PAUL GAUDOIN, head coach of Australia during the Hockey match between Australia and the United States in Hastings, New Zealand. Picture: Kerry Marshall/Getty Images

Hockeyroos coach Paul Gaudoin denies there's a toxic culture within his set-up, but admits he has missed meetings with players.

The Australian women's hockey team has been in the headlines in recent weeks amidst accusations of a bullying culture and the resignation of its three co-captains.

Georgina Morgan and Emily Chalker were the first to step down as skippers, and the Hockeyroos were left with a complete leadership vacuum when Jodie Kenny announced her retirement two weeks later.

Two-time Olympian Nicole Arrold, who spent a brief period as an assistant under Gaudoin, said a decade of poor culture within the set-up had hurt the Hockeyroos.

Arrold said bullying allegations had been handled poorly in the past, and that Gaudoin's leadership had been chaotic and disorganised with a lack of clear direction.

She also said Gaudoin, who was appointed coach at the end of 2016, simply forgot to turn up to several key meetings.

Gaudoin admitted to missing the meetings, but he feels the other allegations are off the mark.

"I missed some meetings, yeah, I'm happy to say that," Gaudoin said on Tuesday.

"There's various reasons for those and I don't want to get caught up into that.
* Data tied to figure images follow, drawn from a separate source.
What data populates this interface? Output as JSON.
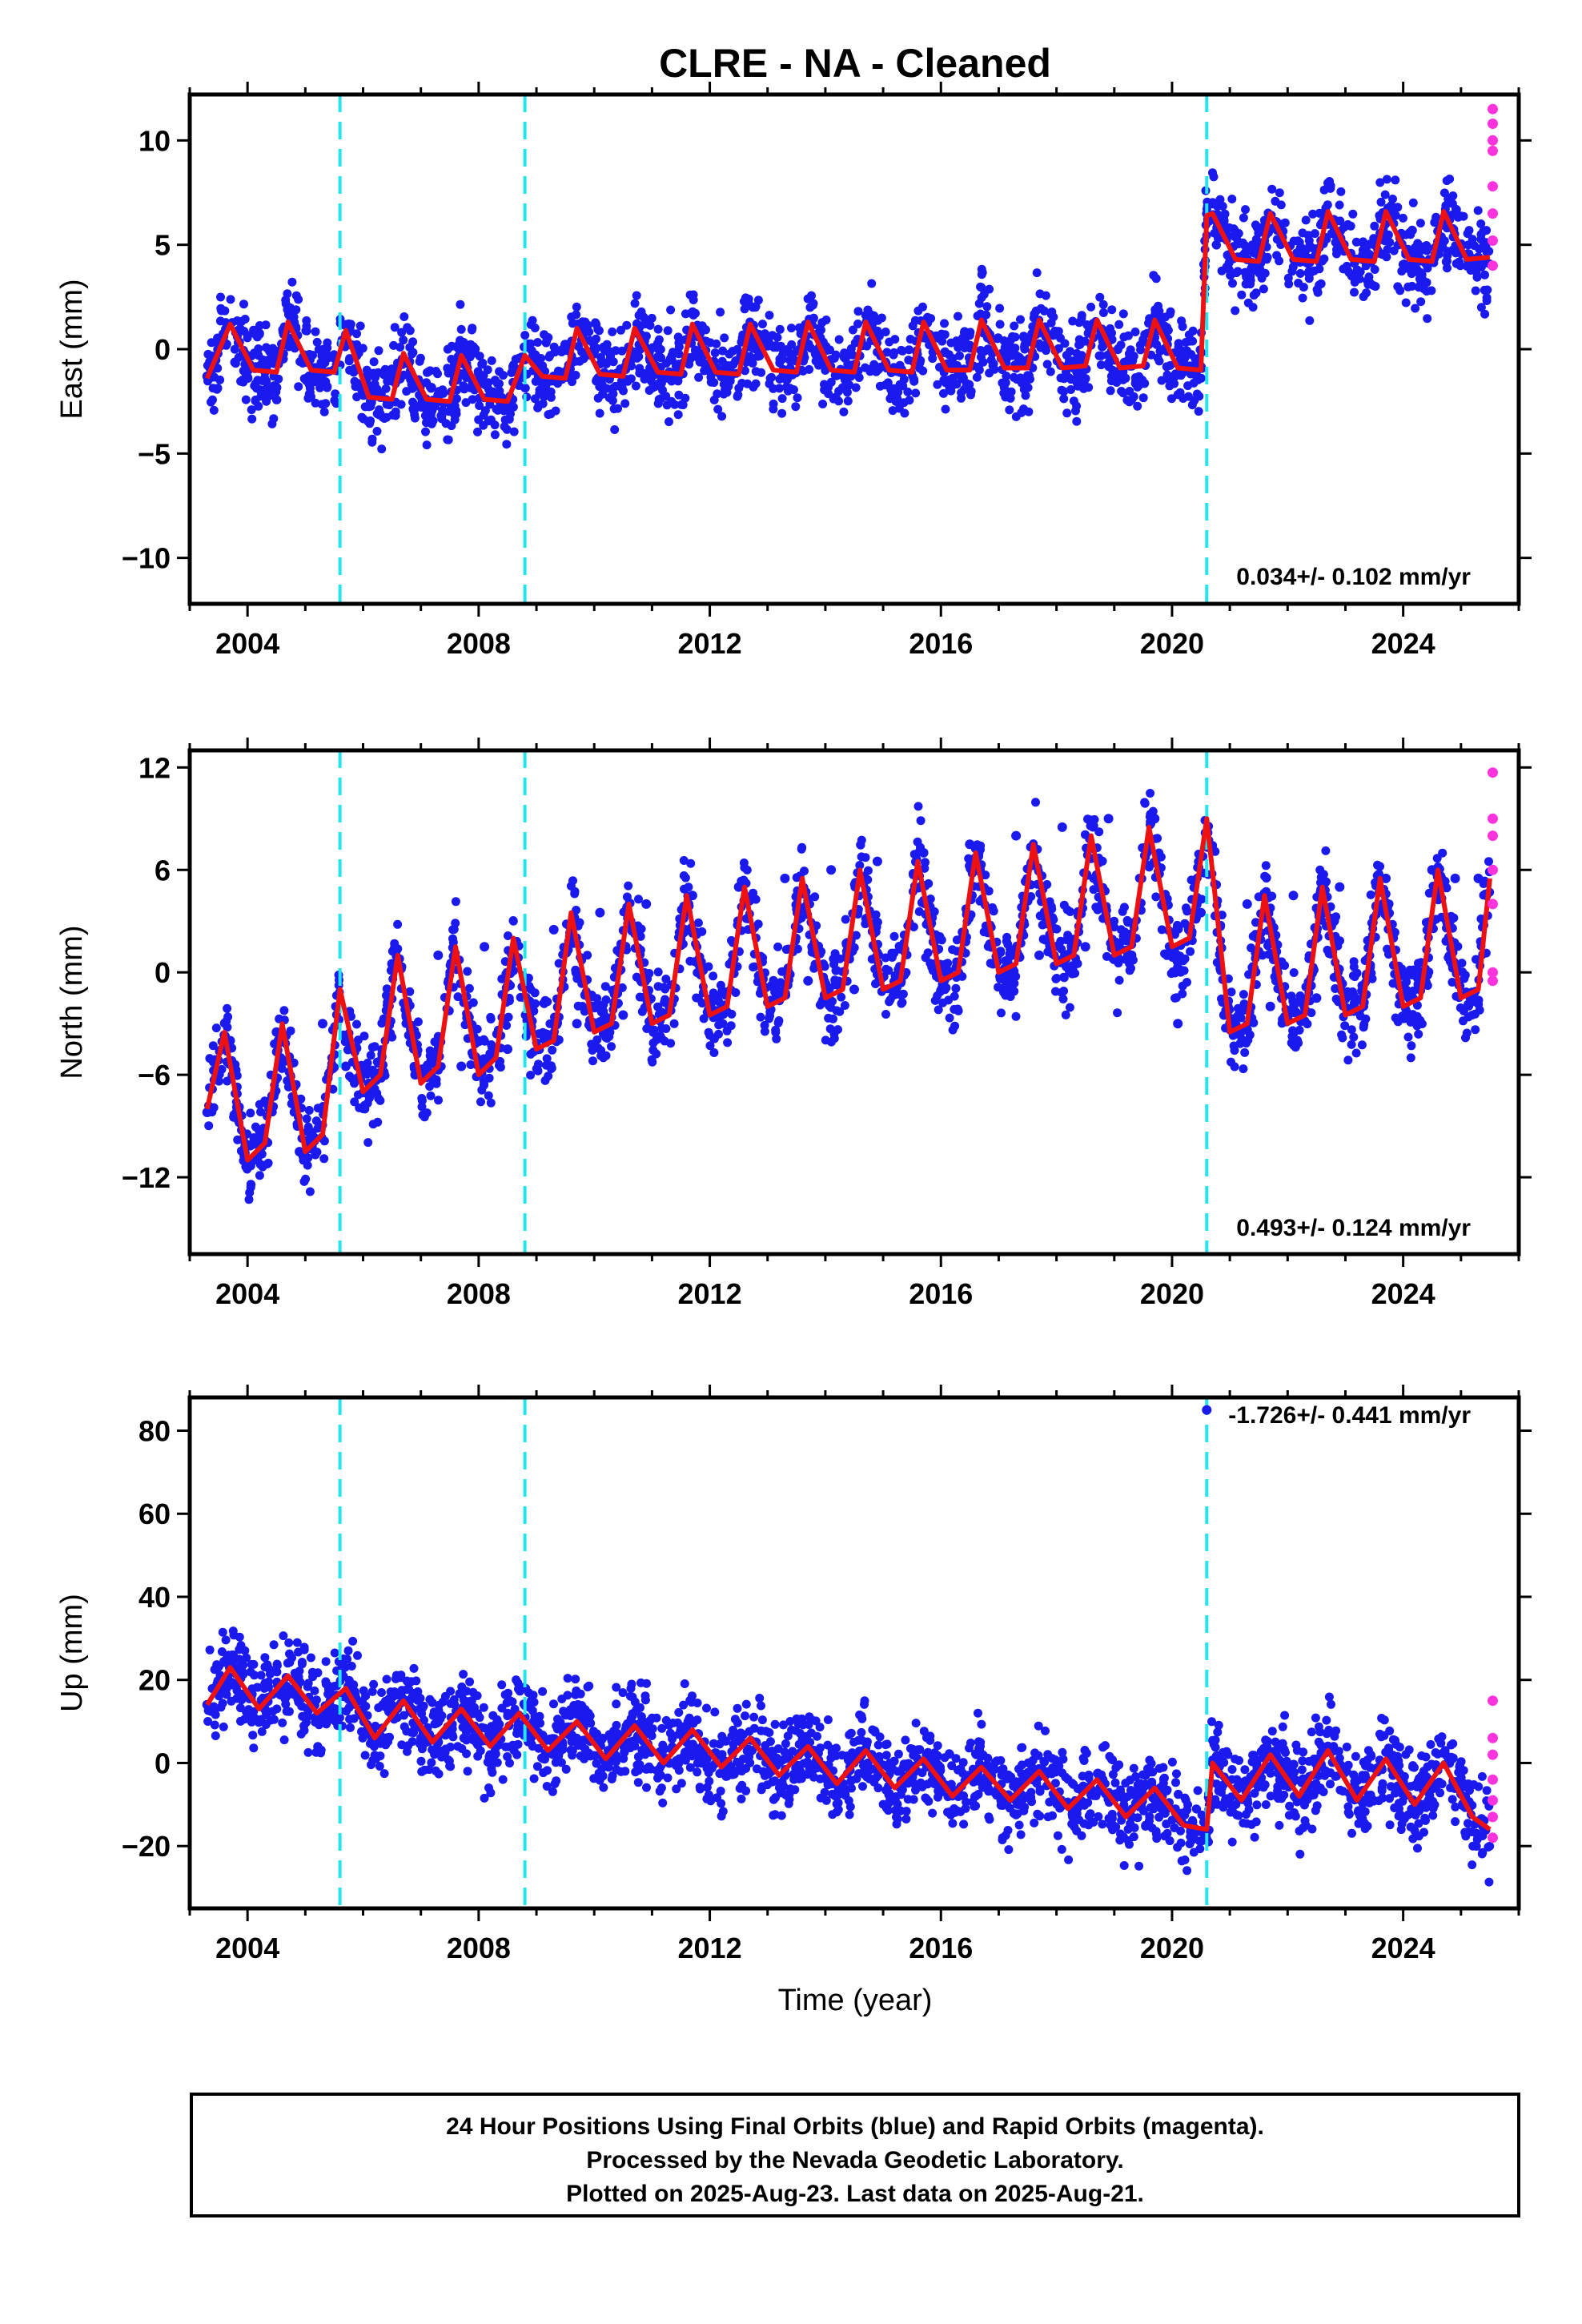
{
  "title": "CLRE  - NA - Cleaned",
  "x_label": "Time (year)",
  "footer_lines": [
    "24 Hour Positions Using Final Orbits (blue) and Rapid Orbits (magenta).",
    "Processed by the Nevada Geodetic Laboratory.",
    "Plotted on 2025-Aug-23. Last data on 2025-Aug-21."
  ],
  "colors": {
    "final_orbits": "#1a1aee",
    "rapid_orbits": "#ff33dd",
    "model": "#ee1111",
    "breaks": "#22e5ee",
    "axes": "#000000"
  },
  "chart_data": [
    {
      "type": "scatter",
      "ylabel": "East (mm)",
      "rate_label": "0.034+/- 0.102 mm/yr",
      "xlim": [
        2003.0,
        2026.0
      ],
      "ylim": [
        -12.2,
        12.2
      ],
      "xticks": [
        2004,
        2008,
        2012,
        2016,
        2020,
        2024
      ],
      "yticks": [
        -10,
        -5,
        0,
        5,
        10
      ],
      "ytick_labels": [
        "−10",
        "−5",
        "0",
        "5",
        "10"
      ],
      "grid": false,
      "vlines": [
        2005.6,
        2008.8,
        2020.6
      ],
      "series": [
        {
          "role": "data",
          "x": [
            2003.3,
            2003.8,
            2004.3,
            2004.8,
            2005.3,
            2005.8,
            2006.3,
            2006.8,
            2007.3,
            2007.8,
            2008.3,
            2008.8,
            2009.3,
            2009.8,
            2010.3,
            2010.8,
            2011.3,
            2011.8,
            2012.3,
            2012.8,
            2013.3,
            2013.8,
            2014.3,
            2014.8,
            2015.3,
            2015.8,
            2016.3,
            2016.8,
            2017.3,
            2017.8,
            2018.3,
            2018.8,
            2019.3,
            2019.8,
            2020.3,
            2020.8,
            2021.3,
            2021.8,
            2022.3,
            2022.8,
            2023.3,
            2023.8,
            2024.3,
            2024.8,
            2025.3
          ],
          "y": [
            -1.3,
            0.8,
            -1.0,
            0.4,
            -1.1,
            0.2,
            -2.3,
            -0.6,
            -2.2,
            -0.9,
            -2.3,
            -0.5,
            -1.3,
            0.6,
            -1.2,
            0.7,
            -1.1,
            0.6,
            -1.2,
            0.6,
            -1.1,
            0.7,
            -1.1,
            0.8,
            -1.1,
            0.7,
            -1.0,
            0.8,
            -0.9,
            0.9,
            -0.9,
            0.9,
            -0.8,
            0.9,
            -0.9,
            5.9,
            4.3,
            6.1,
            4.2,
            6.2,
            4.3,
            6.3,
            4.3,
            6.2,
            4.4
          ]
        },
        {
          "role": "rapid",
          "x": [
            2025.55,
            2025.55,
            2025.55,
            2025.55,
            2025.55,
            2025.55,
            2025.55,
            2025.55
          ],
          "y": [
            11.5,
            10.8,
            10.0,
            9.5,
            7.8,
            6.5,
            5.2,
            4.0
          ]
        },
        {
          "role": "model",
          "x": [
            2003.3,
            2003.7,
            2004.1,
            2004.5,
            2004.7,
            2005.1,
            2005.5,
            2005.7,
            2006.1,
            2006.5,
            2006.7,
            2007.1,
            2007.5,
            2007.7,
            2008.1,
            2008.5,
            2008.8,
            2009.1,
            2009.5,
            2009.7,
            2010.1,
            2010.5,
            2010.7,
            2011.1,
            2011.5,
            2011.7,
            2012.1,
            2012.5,
            2012.7,
            2013.1,
            2013.5,
            2013.7,
            2014.1,
            2014.5,
            2014.7,
            2015.1,
            2015.5,
            2015.7,
            2016.1,
            2016.5,
            2016.7,
            2017.1,
            2017.5,
            2017.7,
            2018.1,
            2018.5,
            2018.7,
            2019.1,
            2019.5,
            2019.7,
            2020.1,
            2020.5,
            2020.6,
            2020.7,
            2021.1,
            2021.5,
            2021.7,
            2022.1,
            2022.5,
            2022.7,
            2023.1,
            2023.5,
            2023.7,
            2024.1,
            2024.5,
            2024.7,
            2025.1,
            2025.5
          ],
          "y": [
            -1.4,
            1.2,
            -1.0,
            -1.1,
            1.3,
            -1.0,
            -1.1,
            0.9,
            -2.3,
            -2.4,
            -0.2,
            -2.4,
            -2.5,
            -0.3,
            -2.4,
            -2.5,
            -0.3,
            -1.3,
            -1.4,
            1.0,
            -1.2,
            -1.3,
            1.0,
            -1.1,
            -1.2,
            1.2,
            -1.1,
            -1.2,
            1.2,
            -1.0,
            -1.1,
            1.3,
            -1.0,
            -1.1,
            1.3,
            -1.0,
            -1.1,
            1.3,
            -1.0,
            -1.0,
            1.4,
            -0.9,
            -0.9,
            1.4,
            -0.9,
            -0.8,
            1.4,
            -0.9,
            -0.8,
            1.4,
            -0.9,
            -1.0,
            6.4,
            6.5,
            4.3,
            4.2,
            6.5,
            4.3,
            4.2,
            6.6,
            4.3,
            4.2,
            6.6,
            4.3,
            4.2,
            6.6,
            4.3,
            4.4
          ]
        }
      ]
    },
    {
      "type": "scatter",
      "ylabel": "North (mm)",
      "rate_label": "0.493+/- 0.124 mm/yr",
      "xlim": [
        2003.0,
        2026.0
      ],
      "ylim": [
        -16.5,
        13.0
      ],
      "xticks": [
        2004,
        2008,
        2012,
        2016,
        2020,
        2024
      ],
      "yticks": [
        -12,
        -6,
        0,
        6,
        12
      ],
      "ytick_labels": [
        "−12",
        "−6",
        "0",
        "6",
        "12"
      ],
      "grid": false,
      "vlines": [
        2005.6,
        2008.8,
        2020.6
      ],
      "series": [
        {
          "role": "data",
          "x": [
            2003.3,
            2003.7,
            2004.1,
            2004.5,
            2004.9,
            2005.3,
            2005.7,
            2006.1,
            2006.5,
            2006.9,
            2007.3,
            2007.7,
            2008.1,
            2008.5,
            2008.9,
            2009.3,
            2009.7,
            2010.1,
            2010.5,
            2010.9,
            2011.3,
            2011.7,
            2012.1,
            2012.5,
            2012.9,
            2013.3,
            2013.7,
            2014.1,
            2014.5,
            2014.9,
            2015.3,
            2015.7,
            2016.1,
            2016.5,
            2016.9,
            2017.3,
            2017.7,
            2018.1,
            2018.5,
            2018.9,
            2019.3,
            2019.7,
            2020.1,
            2020.5,
            2020.9,
            2021.3,
            2021.7,
            2022.1,
            2022.5,
            2022.9,
            2023.3,
            2023.7,
            2024.1,
            2024.5,
            2024.9,
            2025.3
          ],
          "y": [
            -8.2,
            -4.0,
            -11.0,
            -3.5,
            -10.5,
            -3.0,
            -5.5,
            -6.5,
            0.5,
            -6.0,
            1.0,
            -5.5,
            1.5,
            -4.5,
            -3.0,
            2.5,
            -3.0,
            3.5,
            -2.5,
            4.0,
            -2.0,
            4.5,
            -1.5,
            5.0,
            -1.0,
            5.5,
            -0.5,
            6.0,
            -1.0,
            6.5,
            -0.5,
            7.0,
            0.0,
            7.5,
            0.5,
            8.0,
            1.0,
            8.5,
            1.5,
            9.0,
            1.0,
            9.0,
            -3.0,
            3.5,
            -2.5,
            4.0,
            -2.0,
            4.5,
            -1.5,
            5.0,
            -1.5,
            5.5,
            -1.5,
            6.0,
            5.5,
            5.5
          ]
        },
        {
          "role": "rapid",
          "x": [
            2025.55,
            2025.55,
            2025.55,
            2025.55,
            2025.55,
            2025.55,
            2025.55
          ],
          "y": [
            11.7,
            9.0,
            8.0,
            6.0,
            4.0,
            0.0,
            -0.5
          ]
        },
        {
          "role": "model",
          "x": [
            2003.3,
            2003.6,
            2004.0,
            2004.3,
            2004.6,
            2005.0,
            2005.3,
            2005.6,
            2006.0,
            2006.3,
            2006.6,
            2007.0,
            2007.3,
            2007.6,
            2008.0,
            2008.3,
            2008.6,
            2009.0,
            2009.3,
            2009.6,
            2010.0,
            2010.3,
            2010.6,
            2011.0,
            2011.3,
            2011.6,
            2012.0,
            2012.3,
            2012.6,
            2013.0,
            2013.3,
            2013.6,
            2014.0,
            2014.3,
            2014.6,
            2015.0,
            2015.3,
            2015.6,
            2016.0,
            2016.3,
            2016.6,
            2017.0,
            2017.3,
            2017.6,
            2018.0,
            2018.3,
            2018.6,
            2019.0,
            2019.3,
            2019.6,
            2020.0,
            2020.3,
            2020.6,
            2021.0,
            2021.3,
            2021.6,
            2022.0,
            2022.3,
            2022.6,
            2023.0,
            2023.3,
            2023.6,
            2024.0,
            2024.3,
            2024.6,
            2025.0,
            2025.3,
            2025.5
          ],
          "y": [
            -8.0,
            -3.5,
            -11.0,
            -10.0,
            -3.0,
            -10.5,
            -9.5,
            -1.0,
            -7.0,
            -6.0,
            1.0,
            -6.5,
            -5.5,
            1.5,
            -6.0,
            -5.0,
            2.0,
            -4.5,
            -4.0,
            3.5,
            -3.5,
            -3.0,
            4.0,
            -3.0,
            -2.5,
            4.5,
            -2.5,
            -2.0,
            5.0,
            -2.0,
            -1.5,
            5.5,
            -1.5,
            -1.0,
            6.0,
            -1.0,
            -0.5,
            6.5,
            -0.5,
            0.0,
            7.0,
            0.0,
            0.5,
            7.5,
            0.5,
            1.0,
            8.0,
            1.0,
            1.5,
            8.5,
            1.5,
            2.0,
            9.0,
            -3.5,
            -3.0,
            4.5,
            -3.0,
            -2.5,
            5.0,
            -2.5,
            -2.0,
            5.5,
            -2.0,
            -1.5,
            6.0,
            -1.5,
            -1.0,
            5.5
          ]
        }
      ]
    },
    {
      "type": "scatter",
      "ylabel": "Up (mm)",
      "rate_label": "-1.726+/- 0.441 mm/yr",
      "xlim": [
        2003.0,
        2026.0
      ],
      "ylim": [
        -35.0,
        88.0
      ],
      "xticks": [
        2004,
        2008,
        2012,
        2016,
        2020,
        2024
      ],
      "yticks": [
        -20,
        0,
        20,
        40,
        60,
        80
      ],
      "ytick_labels": [
        "−20",
        "0",
        "20",
        "40",
        "60",
        "80"
      ],
      "grid": false,
      "vlines": [
        2005.6,
        2008.8,
        2020.6
      ],
      "series": [
        {
          "role": "data",
          "x": [
            2003.3,
            2003.8,
            2004.3,
            2004.8,
            2005.3,
            2005.8,
            2006.3,
            2006.8,
            2007.3,
            2007.8,
            2008.3,
            2008.8,
            2009.3,
            2009.8,
            2010.3,
            2010.8,
            2011.3,
            2011.8,
            2012.3,
            2012.8,
            2013.3,
            2013.8,
            2014.3,
            2014.8,
            2015.3,
            2015.8,
            2016.3,
            2016.8,
            2017.3,
            2017.8,
            2018.3,
            2018.8,
            2019.3,
            2019.8,
            2020.3,
            2020.8,
            2021.3,
            2021.8,
            2022.3,
            2022.8,
            2023.3,
            2023.8,
            2024.3,
            2024.8,
            2025.3
          ],
          "y": [
            14,
            22,
            13,
            20,
            12,
            17,
            6,
            15,
            5,
            13,
            4,
            11,
            3,
            10,
            1,
            8,
            0,
            7,
            -1,
            5,
            -3,
            3,
            -5,
            2,
            -6,
            0,
            -8,
            -1,
            -9,
            -3,
            -11,
            -4,
            -13,
            -6,
            -15,
            0,
            -9,
            2,
            -8,
            3,
            -9,
            1,
            -10,
            0,
            -14
          ]
        },
        {
          "role": "rapid",
          "x": [
            2025.55,
            2025.55,
            2025.55,
            2025.55,
            2025.55,
            2025.55,
            2025.55
          ],
          "y": [
            15,
            6,
            2,
            -4,
            -9,
            -13,
            -18
          ]
        },
        {
          "role": "outlier",
          "x": [
            2020.6
          ],
          "y": [
            85
          ]
        },
        {
          "role": "model",
          "x": [
            2003.3,
            2003.7,
            2004.2,
            2004.7,
            2005.2,
            2005.7,
            2006.2,
            2006.7,
            2007.2,
            2007.7,
            2008.2,
            2008.7,
            2009.2,
            2009.7,
            2010.2,
            2010.7,
            2011.2,
            2011.7,
            2012.2,
            2012.7,
            2013.2,
            2013.7,
            2014.2,
            2014.7,
            2015.2,
            2015.7,
            2016.2,
            2016.7,
            2017.2,
            2017.7,
            2018.2,
            2018.7,
            2019.2,
            2019.7,
            2020.2,
            2020.6,
            2020.7,
            2021.2,
            2021.7,
            2022.2,
            2022.7,
            2023.2,
            2023.7,
            2024.2,
            2024.7,
            2025.2,
            2025.5
          ],
          "y": [
            14,
            23,
            13,
            21,
            12,
            18,
            6,
            15,
            5,
            13,
            4,
            12,
            3,
            10,
            1,
            9,
            0,
            8,
            -1,
            6,
            -3,
            4,
            -5,
            3,
            -6,
            1,
            -8,
            -1,
            -9,
            -2,
            -11,
            -4,
            -13,
            -6,
            -15,
            -16,
            0,
            -9,
            2,
            -8,
            3,
            -9,
            1,
            -10,
            0,
            -13,
            -16
          ]
        }
      ]
    }
  ]
}
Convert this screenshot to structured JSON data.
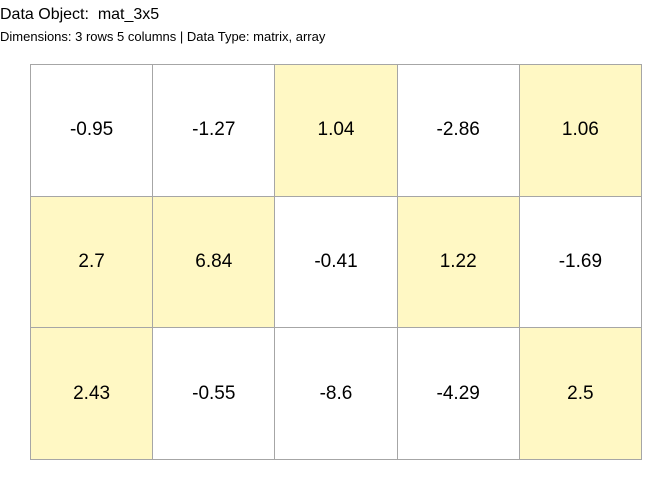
{
  "header": {
    "title": "Data Object:  mat_3x5",
    "subtitle": "Dimensions: 3 rows 5 columns | Data Type: matrix, array"
  },
  "colors": {
    "highlight": "#fff8c4",
    "plain": "#ffffff",
    "grid": "#a6a6a6"
  },
  "matrix": {
    "rows": [
      [
        {
          "value": "-0.95",
          "highlight": false
        },
        {
          "value": "-1.27",
          "highlight": false
        },
        {
          "value": "1.04",
          "highlight": true
        },
        {
          "value": "-2.86",
          "highlight": false
        },
        {
          "value": "1.06",
          "highlight": true
        }
      ],
      [
        {
          "value": "2.7",
          "highlight": true
        },
        {
          "value": "6.84",
          "highlight": true
        },
        {
          "value": "-0.41",
          "highlight": false
        },
        {
          "value": "1.22",
          "highlight": true
        },
        {
          "value": "-1.69",
          "highlight": false
        }
      ],
      [
        {
          "value": "2.43",
          "highlight": true
        },
        {
          "value": "-0.55",
          "highlight": false
        },
        {
          "value": "-8.6",
          "highlight": false
        },
        {
          "value": "-4.29",
          "highlight": false
        },
        {
          "value": "2.5",
          "highlight": true
        }
      ]
    ]
  }
}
But that can happen at times.

"I'm not perfect, but I followed up certainly on many occasions with those players."

The Hockeyroos were once the golden child of Australian sport, but they have been mired in controversies in recent years.

Then-coach Adam Commens had his contract terminated straight after the 2016 Rio games for engaging in behaviour that Hockey Australia deemed amounted to serious misconduct.

HA launched an investigation into other aspects of that Rio Games, but rumours of unrest continue to haunt the team.

Gaudoin says he has been respectful of any player dealing with mental health issues, and he supports an environment where any member can approach him with ideas or complaints.

He said it was a concern that some players were approaching the media to air their complaints instead of turning to him.

"All we can ask for is to keep talking to us, that's the most important thing," Gaudoin said.

"That's why I've got staff to help support them with those decisions in terms of how we deal with that.

"For us it's been a really important part after Rio to come in and make sure we've got people who are feeling supported within the program."

Hockeyroos midfielder Jane Claxton, who is part of the current Super Camp in Perth, believes the team is in the process of developing a strong culture.

"In the Rio campaign there were issues and they were presented to the board, and we've been working through them like any organisation," Claxton said.

"You have your ups and downs. Elite sport is unique in that it's a very high intense environment.

"Some people flourish, and some people don't, and that's OK.

"Sometimes we get it right, sometimes we get it wrong. But we're in a positive space as a playing group."